Unfortunately, "The Final Chapter" is also the peak of the series' inclination to ignore the events of earlier films. The traditional "previously on Resident Evil" exposition sounds like it comes from somebody who's never seen the movies: Wesker is evil again, the Red Queen is good now, all the surviving non-Alice heroes are gone without mention, and even the origins of the T-Virus have been brazenly retconned. The last movie is really only interested in lining up with the first one, returning to the Hive and the dropped plot thread about an antivirus. Having seen the four films in between adds almost nothing to the experience — a twisted irony for a movie entitled "The Final Chapter."

1. Resident Evil (2002)

Critics might prefer "The Final Chapter," but the highest audience score goes to the first "Resident Evil" movie. A tense, disturbing horror film, it's anchored by a well-constructed script, solid performances from Jovovich and Rodriguez, and a score by Marilyn Manson. Looking back, using almost nothing from the existing plot of the video games was probably the right call. What the games did contribute is far more important: Specifically, the idea of using zombies to explore the terror of biological weaponry and the self-destructive nature of corporate greed. To this, Anderson adds further exploration of moral questions surrounding quarantine procedures and artificial intelligence. There aren't even any zombies in "Resident Evil" until halfway through, as the film is far more concerned with slowly unlocking the mystery of the main characters' identities. When the zombies do show up, they're terrifying, though even the monstrous "licker" proves a less iconic villain than a simple laser grid.

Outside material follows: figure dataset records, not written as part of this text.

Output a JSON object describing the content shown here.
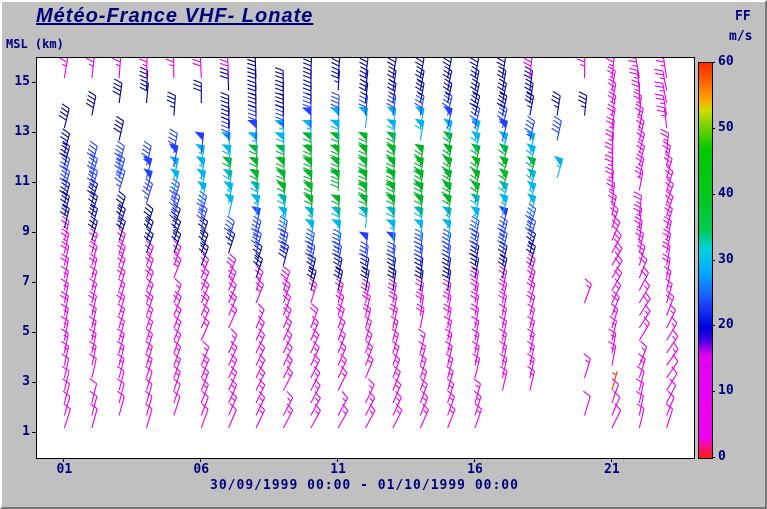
{
  "window": {
    "background": "#c0c0c0",
    "accent_navy": "#00007d"
  },
  "chart_data": {
    "type": "scatter",
    "subtype": "wind-barb-time-height-profile",
    "title": "Météo-France VHF- Lonate",
    "xlabel": "30/09/1999 00:00 - 01/10/1999 00:00",
    "ylabel": "MSL (km)",
    "x_hours_range": [
      0,
      24
    ],
    "x_tick_hours": [
      1,
      6,
      11,
      16,
      21
    ],
    "x_tick_labels": [
      "01",
      "06",
      "11",
      "16",
      "21"
    ],
    "y_km_ticks": [
      1,
      3,
      5,
      7,
      9,
      11,
      13,
      15
    ],
    "y_km_range": [
      0,
      16
    ],
    "grid": {
      "hour_start": 1,
      "hour_end": 23,
      "hour_step": 1,
      "alt_start_km": 1.2,
      "alt_end_km": 15.2,
      "alt_step_km": 0.5
    },
    "speed_profile_kmms": [
      [
        1,
        8
      ],
      [
        4,
        9
      ],
      [
        5,
        10
      ],
      [
        6,
        13
      ],
      [
        7,
        17
      ],
      [
        8,
        22
      ],
      [
        9,
        27
      ],
      [
        10,
        33
      ],
      [
        11,
        39
      ],
      [
        12,
        34
      ],
      [
        13,
        26
      ],
      [
        14,
        20
      ],
      [
        15,
        17
      ],
      [
        16,
        16
      ]
    ],
    "time_modulation": {
      "peak_hour": 12.5,
      "core_alt_range": [
        6,
        13.5
      ],
      "core_width_h": 7,
      "core_base": 0.55,
      "core_amp": 0.55,
      "outer_width_h": 6,
      "outer_base": 0.85,
      "outer_amp": 0.15
    },
    "right_side_cap": {
      "from_hour": 20.7,
      "max_speed": 13
    },
    "topleft_boost": {
      "hour_max": 3.5,
      "alt_range": [
        12.6,
        14.6
      ],
      "min_speed": 21
    },
    "overrides": [
      {
        "hour": 21,
        "alt_km": 2.7,
        "speed": 1.5
      }
    ],
    "direction_model": {
      "base_deg": 66,
      "alt_slope_deg_per_km": 1.3,
      "wobble_amp_deg": 7
    },
    "barb_units": {
      "flag_ms": 25,
      "full_ms": 5,
      "half_ms": 2.5
    },
    "speed_color_bands": [
      {
        "max": 3,
        "color": "#ff3200"
      },
      {
        "max": 15.5,
        "color": "#e600e6"
      },
      {
        "max": 21,
        "color": "#000096"
      },
      {
        "max": 26,
        "color": "#2340ff"
      },
      {
        "max": 32,
        "color": "#00b4f0"
      },
      {
        "max": 47,
        "color": "#00b428"
      },
      {
        "max": 53,
        "color": "#a0d200"
      },
      {
        "max": 58,
        "color": "#ff8c00"
      },
      {
        "max": 999,
        "color": "#ff3200"
      }
    ],
    "gap_rules": [
      {
        "h": [
          0,
          6.5
        ],
        "alt": [
          11.8,
          14.8
        ],
        "keep": 0.3
      },
      {
        "h": [
          18.6,
          20.4
        ],
        "alt": [
          0,
          12.8
        ],
        "keep": 0.12
      },
      {
        "h": [
          18.6,
          20.4
        ],
        "alt": [
          12.8,
          16
        ],
        "keep": 0.55
      },
      {
        "h": [
          16.6,
          20.4
        ],
        "alt": [
          0,
          2.4
        ],
        "keep": 0.2
      },
      {
        "h": [
          2.5,
          5.5
        ],
        "alt": [
          0,
          1.5
        ],
        "keep": 0.5
      }
    ],
    "colorbar": {
      "label": "FF",
      "units": "m/s",
      "min": 0,
      "max": 60,
      "ticks": [
        0,
        10,
        20,
        30,
        40,
        50,
        60
      ],
      "gradient_stops": [
        [
          0.0,
          "#ff1e00"
        ],
        [
          0.05,
          "#f000f0"
        ],
        [
          0.26,
          "#e000f0"
        ],
        [
          0.3,
          "#3c00e6"
        ],
        [
          0.33,
          "#0000dc"
        ],
        [
          0.4,
          "#1e50ff"
        ],
        [
          0.47,
          "#00aaff"
        ],
        [
          0.53,
          "#00d2dc"
        ],
        [
          0.58,
          "#00c850"
        ],
        [
          0.66,
          "#00c81e"
        ],
        [
          0.78,
          "#00c800"
        ],
        [
          0.84,
          "#78d200"
        ],
        [
          0.88,
          "#d2dc00"
        ],
        [
          0.91,
          "#ffa000"
        ],
        [
          0.96,
          "#ff5a00"
        ],
        [
          1.0,
          "#ff2800"
        ]
      ]
    }
  }
}
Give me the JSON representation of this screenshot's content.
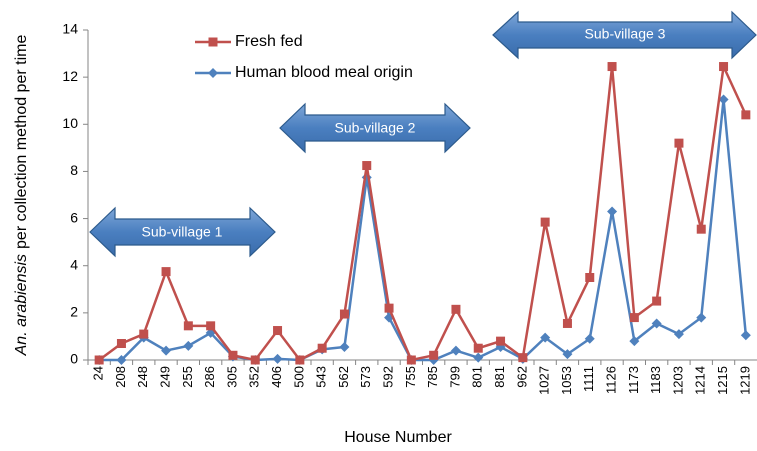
{
  "chart_data": {
    "type": "line",
    "ylabel": [
      "An. arabiensis",
      "per collection method per time"
    ],
    "xlabel": "House Number",
    "categories": [
      "24",
      "208",
      "248",
      "249",
      "255",
      "286",
      "305",
      "352",
      "406",
      "500",
      "543",
      "562",
      "573",
      "592",
      "755",
      "785",
      "799",
      "801",
      "881",
      "962",
      "1027",
      "1053",
      "1111",
      "1126",
      "1173",
      "1183",
      "1203",
      "1214",
      "1215",
      "1219"
    ],
    "series": [
      {
        "name": "Fresh fed",
        "color": "#c0504d",
        "marker": "square",
        "values": [
          0,
          0.7,
          1.1,
          3.75,
          1.45,
          1.45,
          0.2,
          0,
          1.25,
          0,
          0.5,
          1.95,
          8.25,
          2.2,
          0,
          0.2,
          2.15,
          0.5,
          0.8,
          0.1,
          5.85,
          1.55,
          3.5,
          12.45,
          1.8,
          2.5,
          9.2,
          5.55,
          12.45,
          10.4
        ]
      },
      {
        "name": "Human blood meal origin",
        "color": "#4f81bd",
        "marker": "diamond",
        "values": [
          0,
          0,
          0.95,
          0.4,
          0.6,
          1.15,
          0.15,
          0,
          0.05,
          0,
          0.45,
          0.55,
          7.75,
          1.8,
          0,
          0,
          0.4,
          0.1,
          0.55,
          0.05,
          0.95,
          0.25,
          0.9,
          6.3,
          0.8,
          1.55,
          1.1,
          1.8,
          11.05,
          1.05
        ]
      }
    ],
    "ylim": [
      0,
      14
    ],
    "yticks": [
      0,
      2,
      4,
      6,
      8,
      10,
      12,
      14
    ],
    "legend": "upper left",
    "grid": false,
    "annotations": [
      "Sub-village 1",
      "Sub-village 2",
      "Sub-village 3"
    ]
  }
}
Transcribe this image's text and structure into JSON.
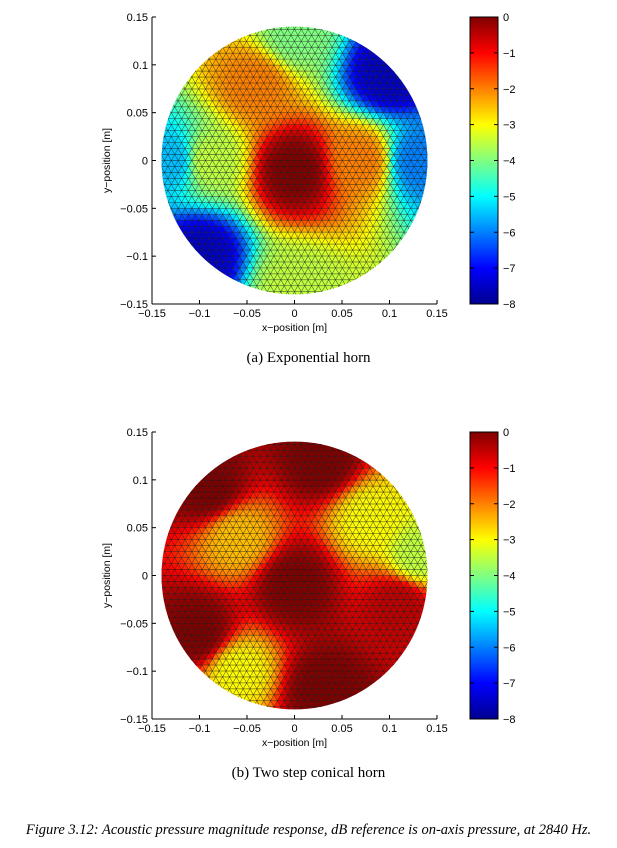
{
  "chart_data": [
    {
      "type": "heatmap",
      "panel": "(a)",
      "caption": "(a) Exponential horn",
      "xlabel": "x−position [m]",
      "ylabel": "y−position [m]",
      "xlim": [
        -0.15,
        0.15
      ],
      "ylim": [
        -0.15,
        0.15
      ],
      "xticks": [
        "−0.15",
        "−0.1",
        "−0.05",
        "0",
        "0.05",
        "0.1",
        "0.15"
      ],
      "yticks": [
        "0.15",
        "0.1",
        "0.05",
        "0",
        "−0.05",
        "−0.1",
        "−0.15"
      ],
      "colorbar": {
        "range": [
          -8,
          0
        ],
        "ticks": [
          "0",
          "−1",
          "−2",
          "−3",
          "−4",
          "−5",
          "−6",
          "−7",
          "−8"
        ],
        "colormap": "jet"
      },
      "domain": "circular mesh, radius 0.14 m",
      "field_description": "maximum (0 dB) at center, decreasing to about −8 dB at the edge, lowest along upper-right and lower-left rims",
      "field_samples": [
        {
          "x": 0.0,
          "y": -0.01,
          "value": 0.0
        },
        {
          "x": -0.04,
          "y": 0.08,
          "value": -2.0
        },
        {
          "x": 0.07,
          "y": 0.0,
          "value": -2.0
        },
        {
          "x": -0.09,
          "y": 0.0,
          "value": -3.5
        },
        {
          "x": 0.1,
          "y": 0.09,
          "value": -7.5
        },
        {
          "x": -0.1,
          "y": -0.1,
          "value": -7.5
        },
        {
          "x": -0.13,
          "y": 0.0,
          "value": -5.5
        },
        {
          "x": 0.13,
          "y": 0.0,
          "value": -6.0
        },
        {
          "x": 0.0,
          "y": 0.13,
          "value": -4.0
        },
        {
          "x": 0.0,
          "y": -0.13,
          "value": -3.5
        }
      ]
    },
    {
      "type": "heatmap",
      "panel": "(b)",
      "caption": "(b) Two step conical horn",
      "xlabel": "x−position [m]",
      "ylabel": "y−position [m]",
      "xlim": [
        -0.15,
        0.15
      ],
      "ylim": [
        -0.15,
        0.15
      ],
      "xticks": [
        "−0.15",
        "−0.1",
        "−0.05",
        "0",
        "0.05",
        "0.1",
        "0.15"
      ],
      "yticks": [
        "0.15",
        "0.1",
        "0.05",
        "0",
        "−0.05",
        "−0.1",
        "−0.15"
      ],
      "colorbar": {
        "range": [
          -8,
          0
        ],
        "ticks": [
          "0",
          "−1",
          "−2",
          "−3",
          "−4",
          "−5",
          "−6",
          "−7",
          "−8"
        ],
        "colormap": "jet"
      },
      "domain": "circular mesh, radius 0.14 m",
      "field_description": "maxima (0 dB) at center and at several rim lobes; minimum about −3.5 dB in bands between lobes",
      "field_samples": [
        {
          "x": 0.0,
          "y": -0.01,
          "value": 0.0
        },
        {
          "x": -0.09,
          "y": 0.09,
          "value": 0.0
        },
        {
          "x": 0.03,
          "y": 0.12,
          "value": 0.0
        },
        {
          "x": -0.1,
          "y": -0.06,
          "value": 0.0
        },
        {
          "x": 0.03,
          "y": -0.12,
          "value": 0.0
        },
        {
          "x": 0.11,
          "y": -0.03,
          "value": -0.5
        },
        {
          "x": 0.08,
          "y": 0.06,
          "value": -3.0
        },
        {
          "x": -0.06,
          "y": 0.04,
          "value": -2.5
        },
        {
          "x": -0.06,
          "y": -0.1,
          "value": -3.0
        },
        {
          "x": 0.13,
          "y": 0.02,
          "value": -3.5
        }
      ]
    }
  ],
  "figure_caption": "Figure 3.12: Acoustic pressure magnitude response, dB reference is on-axis pressure, at 2840 Hz.",
  "colormap_stops": [
    "#00008f",
    "#0000ff",
    "#0080ff",
    "#00ffff",
    "#80ff80",
    "#ffff00",
    "#ff8000",
    "#ff0000",
    "#800000"
  ]
}
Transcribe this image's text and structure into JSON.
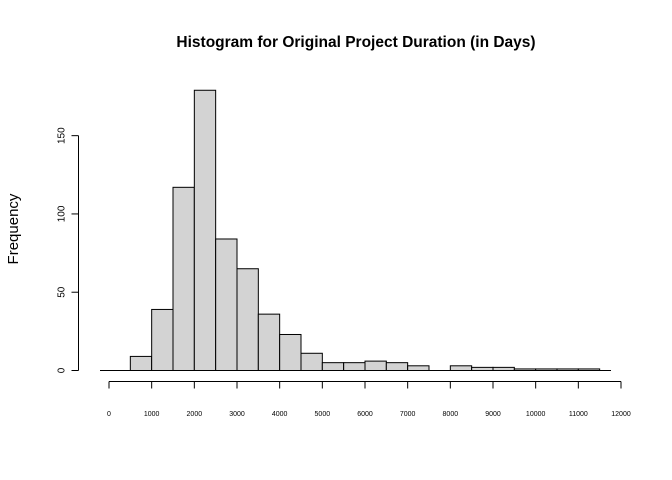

Most importantly, the original "Resident Evil" film largely stands on its own, not yet swept up in the maelstrom of contradictory continuity that the series goes on to get lost in. Anderson still can't nail the ending, which prioritizes sequel set-up above all else, but that doesn't detract from the breathtaking horror of Alice walking into the destroyed Raccoon City in the film's final shot. While ensuing movies attempt to recapture the magic, nothing beats that first utterance of "You're all going to die down here."